While one month of higher-than-expected inflation does not make a trend, the Fed likely feels that it has some leeway on the timing of interest rate cuts. The economy has continued to chug along, and unemployment has remained low.

Which begs the question: how restrictive is the Fed’s current interest rate policy stance? Looking at market and economic data, it does not look very restrictive. A Bank of America Merrill Lynch measure of global financial stress is at its lowest point in four years. The easing in the Goldman Sachs Financial Conditions index over the last four months ranks as one of the most significant periods of relaxing financial conditions since 1982. The S&P 500 is at all-time highs, the economy accelerated into the end of 2023, and it appears to be on its way for another quarter of decent growth to start 2024.

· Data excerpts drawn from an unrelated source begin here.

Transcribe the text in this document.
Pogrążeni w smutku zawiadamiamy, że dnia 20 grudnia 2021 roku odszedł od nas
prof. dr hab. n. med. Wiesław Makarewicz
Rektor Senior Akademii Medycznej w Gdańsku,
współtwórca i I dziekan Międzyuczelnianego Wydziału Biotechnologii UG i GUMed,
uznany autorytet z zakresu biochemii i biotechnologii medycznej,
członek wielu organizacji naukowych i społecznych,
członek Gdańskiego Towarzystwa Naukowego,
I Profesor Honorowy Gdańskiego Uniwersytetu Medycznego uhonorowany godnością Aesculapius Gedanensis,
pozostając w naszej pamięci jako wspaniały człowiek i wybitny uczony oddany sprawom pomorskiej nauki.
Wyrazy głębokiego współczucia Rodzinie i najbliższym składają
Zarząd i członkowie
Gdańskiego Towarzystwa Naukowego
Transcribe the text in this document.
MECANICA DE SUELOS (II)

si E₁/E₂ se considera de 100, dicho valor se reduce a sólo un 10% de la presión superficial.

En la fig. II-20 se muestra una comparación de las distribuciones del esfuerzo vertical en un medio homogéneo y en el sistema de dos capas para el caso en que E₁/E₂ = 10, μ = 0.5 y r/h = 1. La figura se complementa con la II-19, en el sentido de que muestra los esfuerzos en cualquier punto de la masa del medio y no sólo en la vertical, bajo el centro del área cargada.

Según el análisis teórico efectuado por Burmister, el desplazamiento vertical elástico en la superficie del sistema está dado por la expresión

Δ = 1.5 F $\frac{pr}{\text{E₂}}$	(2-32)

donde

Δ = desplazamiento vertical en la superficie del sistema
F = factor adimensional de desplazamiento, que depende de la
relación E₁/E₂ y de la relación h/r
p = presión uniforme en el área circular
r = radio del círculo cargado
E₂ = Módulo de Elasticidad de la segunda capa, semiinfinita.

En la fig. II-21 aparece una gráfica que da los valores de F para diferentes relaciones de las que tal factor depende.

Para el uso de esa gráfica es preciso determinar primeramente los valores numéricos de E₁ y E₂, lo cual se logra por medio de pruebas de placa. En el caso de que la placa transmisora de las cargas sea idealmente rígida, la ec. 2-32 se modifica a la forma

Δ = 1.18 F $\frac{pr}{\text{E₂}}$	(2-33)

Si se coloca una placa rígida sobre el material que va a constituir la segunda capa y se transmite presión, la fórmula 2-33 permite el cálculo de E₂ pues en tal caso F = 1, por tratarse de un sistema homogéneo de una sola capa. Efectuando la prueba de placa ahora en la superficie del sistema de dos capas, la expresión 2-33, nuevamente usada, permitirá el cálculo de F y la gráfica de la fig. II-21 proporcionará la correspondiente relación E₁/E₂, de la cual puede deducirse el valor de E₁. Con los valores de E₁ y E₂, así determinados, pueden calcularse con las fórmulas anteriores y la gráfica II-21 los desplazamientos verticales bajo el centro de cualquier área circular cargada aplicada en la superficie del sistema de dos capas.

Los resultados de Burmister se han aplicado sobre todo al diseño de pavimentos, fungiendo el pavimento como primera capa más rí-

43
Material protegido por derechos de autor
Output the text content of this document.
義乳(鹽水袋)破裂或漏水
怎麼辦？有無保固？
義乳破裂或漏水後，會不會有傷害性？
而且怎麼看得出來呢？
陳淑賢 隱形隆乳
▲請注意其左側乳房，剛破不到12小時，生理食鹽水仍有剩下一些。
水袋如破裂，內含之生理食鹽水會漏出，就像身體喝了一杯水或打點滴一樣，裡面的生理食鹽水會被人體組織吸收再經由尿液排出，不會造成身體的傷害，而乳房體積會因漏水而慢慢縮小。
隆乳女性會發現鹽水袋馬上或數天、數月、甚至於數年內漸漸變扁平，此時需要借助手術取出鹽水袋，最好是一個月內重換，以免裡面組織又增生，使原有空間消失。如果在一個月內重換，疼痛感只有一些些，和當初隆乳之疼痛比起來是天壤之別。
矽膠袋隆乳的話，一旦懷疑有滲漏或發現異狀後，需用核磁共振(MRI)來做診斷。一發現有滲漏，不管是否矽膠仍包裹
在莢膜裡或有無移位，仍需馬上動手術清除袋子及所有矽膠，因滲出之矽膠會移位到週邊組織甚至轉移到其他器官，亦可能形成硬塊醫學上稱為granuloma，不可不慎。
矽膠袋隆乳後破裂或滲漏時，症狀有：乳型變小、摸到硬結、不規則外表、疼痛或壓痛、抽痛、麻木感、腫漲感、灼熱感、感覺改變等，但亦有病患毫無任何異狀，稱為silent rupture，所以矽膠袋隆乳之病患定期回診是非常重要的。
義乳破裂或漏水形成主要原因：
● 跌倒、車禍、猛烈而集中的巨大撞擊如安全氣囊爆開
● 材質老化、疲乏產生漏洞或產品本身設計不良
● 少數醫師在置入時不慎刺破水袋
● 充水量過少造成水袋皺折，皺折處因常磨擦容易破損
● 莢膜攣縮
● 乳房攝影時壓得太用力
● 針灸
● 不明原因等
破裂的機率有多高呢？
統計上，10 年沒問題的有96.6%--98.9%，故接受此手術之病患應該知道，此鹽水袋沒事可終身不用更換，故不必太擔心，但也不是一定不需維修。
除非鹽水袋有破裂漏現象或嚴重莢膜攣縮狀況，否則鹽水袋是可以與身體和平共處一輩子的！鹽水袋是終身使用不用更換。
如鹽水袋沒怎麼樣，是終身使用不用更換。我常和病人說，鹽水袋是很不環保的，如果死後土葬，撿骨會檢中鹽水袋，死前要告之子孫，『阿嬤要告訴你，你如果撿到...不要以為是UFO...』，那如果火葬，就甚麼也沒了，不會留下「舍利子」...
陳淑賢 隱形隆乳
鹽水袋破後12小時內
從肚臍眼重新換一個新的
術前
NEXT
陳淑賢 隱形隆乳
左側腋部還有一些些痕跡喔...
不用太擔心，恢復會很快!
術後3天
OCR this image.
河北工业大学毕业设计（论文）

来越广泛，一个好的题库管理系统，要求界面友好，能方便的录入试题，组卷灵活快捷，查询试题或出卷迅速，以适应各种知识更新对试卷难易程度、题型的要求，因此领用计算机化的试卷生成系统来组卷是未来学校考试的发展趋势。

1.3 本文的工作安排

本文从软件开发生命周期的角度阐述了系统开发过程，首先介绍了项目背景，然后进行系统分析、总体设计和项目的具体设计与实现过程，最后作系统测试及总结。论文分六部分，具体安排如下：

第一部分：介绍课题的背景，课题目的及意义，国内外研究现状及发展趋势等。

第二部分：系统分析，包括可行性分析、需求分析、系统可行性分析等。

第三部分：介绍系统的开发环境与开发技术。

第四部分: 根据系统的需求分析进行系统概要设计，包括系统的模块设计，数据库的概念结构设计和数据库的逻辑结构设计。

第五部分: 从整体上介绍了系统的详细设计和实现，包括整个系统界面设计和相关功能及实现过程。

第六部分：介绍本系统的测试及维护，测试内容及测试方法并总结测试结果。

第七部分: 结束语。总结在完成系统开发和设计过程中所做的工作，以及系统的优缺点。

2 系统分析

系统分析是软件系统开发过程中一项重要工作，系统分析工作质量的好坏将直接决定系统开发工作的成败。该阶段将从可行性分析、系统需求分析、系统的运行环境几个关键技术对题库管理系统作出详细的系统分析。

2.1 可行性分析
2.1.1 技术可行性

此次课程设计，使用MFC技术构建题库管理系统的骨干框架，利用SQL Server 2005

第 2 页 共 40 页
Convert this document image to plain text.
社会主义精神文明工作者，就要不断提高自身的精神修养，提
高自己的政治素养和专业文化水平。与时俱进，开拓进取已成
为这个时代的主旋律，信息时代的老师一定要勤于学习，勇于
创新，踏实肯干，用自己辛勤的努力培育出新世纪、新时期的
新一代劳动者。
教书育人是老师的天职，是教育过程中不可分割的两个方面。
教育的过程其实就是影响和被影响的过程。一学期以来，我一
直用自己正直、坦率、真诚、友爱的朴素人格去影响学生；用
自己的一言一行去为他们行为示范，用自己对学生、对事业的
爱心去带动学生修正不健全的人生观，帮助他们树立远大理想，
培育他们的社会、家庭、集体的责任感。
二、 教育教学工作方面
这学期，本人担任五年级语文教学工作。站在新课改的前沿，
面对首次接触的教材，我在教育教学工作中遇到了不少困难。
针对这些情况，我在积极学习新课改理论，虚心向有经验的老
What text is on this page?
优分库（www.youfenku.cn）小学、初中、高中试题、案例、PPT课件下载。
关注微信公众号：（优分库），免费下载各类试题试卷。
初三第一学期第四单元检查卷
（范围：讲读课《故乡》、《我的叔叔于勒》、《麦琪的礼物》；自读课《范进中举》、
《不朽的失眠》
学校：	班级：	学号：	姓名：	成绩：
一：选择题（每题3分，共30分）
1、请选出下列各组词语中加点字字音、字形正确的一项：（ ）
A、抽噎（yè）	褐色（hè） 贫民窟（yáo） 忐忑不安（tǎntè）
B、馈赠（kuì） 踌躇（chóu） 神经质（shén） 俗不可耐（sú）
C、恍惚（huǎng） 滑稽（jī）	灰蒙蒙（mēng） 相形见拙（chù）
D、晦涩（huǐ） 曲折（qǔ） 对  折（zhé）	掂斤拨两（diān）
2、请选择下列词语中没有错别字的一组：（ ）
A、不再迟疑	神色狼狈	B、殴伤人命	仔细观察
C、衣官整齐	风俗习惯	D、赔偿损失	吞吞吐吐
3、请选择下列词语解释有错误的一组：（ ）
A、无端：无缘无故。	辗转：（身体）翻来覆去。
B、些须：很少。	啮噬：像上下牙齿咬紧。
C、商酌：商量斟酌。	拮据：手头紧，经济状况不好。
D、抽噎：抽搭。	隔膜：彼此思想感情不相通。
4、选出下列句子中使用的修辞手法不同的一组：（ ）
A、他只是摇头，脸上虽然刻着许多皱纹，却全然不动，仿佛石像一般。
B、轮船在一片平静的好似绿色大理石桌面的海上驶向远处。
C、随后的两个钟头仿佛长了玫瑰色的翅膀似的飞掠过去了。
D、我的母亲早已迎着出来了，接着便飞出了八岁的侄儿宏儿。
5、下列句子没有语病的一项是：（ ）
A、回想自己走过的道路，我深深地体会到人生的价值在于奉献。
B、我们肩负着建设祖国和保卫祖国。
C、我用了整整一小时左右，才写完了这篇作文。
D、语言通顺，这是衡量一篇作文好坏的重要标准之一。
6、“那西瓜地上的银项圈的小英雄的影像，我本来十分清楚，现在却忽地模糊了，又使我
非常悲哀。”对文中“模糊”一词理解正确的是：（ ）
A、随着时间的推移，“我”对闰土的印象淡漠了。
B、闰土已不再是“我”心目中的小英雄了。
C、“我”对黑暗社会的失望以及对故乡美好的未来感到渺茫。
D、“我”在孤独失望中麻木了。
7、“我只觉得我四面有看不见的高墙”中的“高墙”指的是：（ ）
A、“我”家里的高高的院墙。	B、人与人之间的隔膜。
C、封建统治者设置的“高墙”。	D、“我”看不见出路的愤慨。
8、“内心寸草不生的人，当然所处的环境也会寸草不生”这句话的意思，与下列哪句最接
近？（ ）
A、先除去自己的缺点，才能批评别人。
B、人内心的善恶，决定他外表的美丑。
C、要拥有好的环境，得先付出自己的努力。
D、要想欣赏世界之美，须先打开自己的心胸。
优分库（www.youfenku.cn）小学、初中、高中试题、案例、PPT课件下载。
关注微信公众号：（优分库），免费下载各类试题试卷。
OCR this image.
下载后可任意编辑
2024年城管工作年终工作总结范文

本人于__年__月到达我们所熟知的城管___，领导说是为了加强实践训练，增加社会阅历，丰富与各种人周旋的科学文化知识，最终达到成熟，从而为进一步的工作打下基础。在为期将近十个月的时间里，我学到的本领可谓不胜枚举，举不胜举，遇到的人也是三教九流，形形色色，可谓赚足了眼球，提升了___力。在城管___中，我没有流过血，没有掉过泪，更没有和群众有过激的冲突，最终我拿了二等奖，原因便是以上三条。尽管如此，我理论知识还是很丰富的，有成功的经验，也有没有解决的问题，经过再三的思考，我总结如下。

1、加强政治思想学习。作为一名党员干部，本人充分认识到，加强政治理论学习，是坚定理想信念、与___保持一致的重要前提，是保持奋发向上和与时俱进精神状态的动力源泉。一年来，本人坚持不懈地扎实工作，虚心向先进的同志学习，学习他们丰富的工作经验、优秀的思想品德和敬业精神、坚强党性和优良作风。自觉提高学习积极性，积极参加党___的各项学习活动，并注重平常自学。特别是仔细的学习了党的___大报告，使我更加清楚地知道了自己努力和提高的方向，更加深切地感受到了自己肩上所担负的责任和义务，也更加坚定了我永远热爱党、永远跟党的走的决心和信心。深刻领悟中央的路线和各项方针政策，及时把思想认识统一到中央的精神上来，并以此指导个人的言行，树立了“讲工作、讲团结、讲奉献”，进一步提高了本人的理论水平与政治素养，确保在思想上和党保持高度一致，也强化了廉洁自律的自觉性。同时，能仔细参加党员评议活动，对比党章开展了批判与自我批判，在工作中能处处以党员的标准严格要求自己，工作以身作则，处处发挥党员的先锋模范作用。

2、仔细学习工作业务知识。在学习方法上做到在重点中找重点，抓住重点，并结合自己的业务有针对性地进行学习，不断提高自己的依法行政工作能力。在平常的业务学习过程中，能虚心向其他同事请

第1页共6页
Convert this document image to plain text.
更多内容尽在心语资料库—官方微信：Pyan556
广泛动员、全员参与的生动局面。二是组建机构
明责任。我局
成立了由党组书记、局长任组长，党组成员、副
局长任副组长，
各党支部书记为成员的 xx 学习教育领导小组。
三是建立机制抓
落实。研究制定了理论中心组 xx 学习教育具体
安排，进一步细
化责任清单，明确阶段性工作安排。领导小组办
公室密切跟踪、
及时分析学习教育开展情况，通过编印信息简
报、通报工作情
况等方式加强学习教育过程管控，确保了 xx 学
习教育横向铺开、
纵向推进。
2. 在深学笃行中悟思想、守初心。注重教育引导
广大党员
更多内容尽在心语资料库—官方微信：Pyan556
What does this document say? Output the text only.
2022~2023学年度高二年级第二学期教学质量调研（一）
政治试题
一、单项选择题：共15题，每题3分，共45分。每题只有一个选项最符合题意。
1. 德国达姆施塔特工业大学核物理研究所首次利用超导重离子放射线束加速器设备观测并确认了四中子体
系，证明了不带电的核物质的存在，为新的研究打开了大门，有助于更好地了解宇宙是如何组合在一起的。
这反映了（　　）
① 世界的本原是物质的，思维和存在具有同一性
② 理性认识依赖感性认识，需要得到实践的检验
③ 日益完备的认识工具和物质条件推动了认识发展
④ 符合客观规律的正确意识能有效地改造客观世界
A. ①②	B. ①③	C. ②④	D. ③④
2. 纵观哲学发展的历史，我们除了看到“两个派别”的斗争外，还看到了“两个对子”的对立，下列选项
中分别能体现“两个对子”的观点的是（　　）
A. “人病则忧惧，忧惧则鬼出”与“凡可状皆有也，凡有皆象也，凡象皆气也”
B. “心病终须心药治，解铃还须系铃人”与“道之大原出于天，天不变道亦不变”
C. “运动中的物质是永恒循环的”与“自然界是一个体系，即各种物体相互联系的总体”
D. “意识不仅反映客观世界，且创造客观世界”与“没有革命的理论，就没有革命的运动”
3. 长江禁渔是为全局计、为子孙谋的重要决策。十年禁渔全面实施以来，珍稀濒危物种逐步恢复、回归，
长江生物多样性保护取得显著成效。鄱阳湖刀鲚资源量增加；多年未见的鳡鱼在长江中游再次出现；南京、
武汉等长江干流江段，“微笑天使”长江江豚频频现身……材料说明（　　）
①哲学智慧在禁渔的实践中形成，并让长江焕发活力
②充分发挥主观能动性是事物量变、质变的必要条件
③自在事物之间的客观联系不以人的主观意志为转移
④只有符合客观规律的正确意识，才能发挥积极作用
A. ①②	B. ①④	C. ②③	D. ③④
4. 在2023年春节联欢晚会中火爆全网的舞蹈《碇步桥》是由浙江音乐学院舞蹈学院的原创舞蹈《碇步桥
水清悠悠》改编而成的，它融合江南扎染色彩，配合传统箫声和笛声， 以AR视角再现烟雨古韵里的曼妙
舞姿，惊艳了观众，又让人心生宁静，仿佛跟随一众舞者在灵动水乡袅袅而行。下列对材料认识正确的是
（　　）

Perhaps a slowdown has not occurred because higher interest rates have not yet coursed through the economy. Milton Friedman coined the term “long and variable lags” in the 1950’s to describe monetary policy’s impact, and Jerome Powell has frequently used that phrase in his press conferences.

The Fed itself may not be convinced of the received wisdom of “long and variable lags”, however. The Kansas City Fed published research in 2022 arguing that lags in monetary policy transmission have shortened because of the Fed’s use of forward guidance since 2009.[1] Overreliance upon “long and variable lags” without solid supporting evidence could lead to the Fed using more patience than justified before deciding to cut interest rates, raising the specter of a Fed “policy error”-driven recession.

So many variables factor into the current macroeconomic environment – strong household balance sheets, a wide US government fiscal deficit – that it is difficult to discern the impact from the Fed’s interest rate policy stance. Additional rate hikes are almost surely not in the cards, but should current dynamics continue, the Fed will feel more and more inclined to wait on rate cuts.


[1] “Have Lags in Monetary Policy Transmission Shortened?”, by Taeyoung Doh and Andrew T. Foerster, Federal Reserve Bank of Kansas City, December 21, 2022.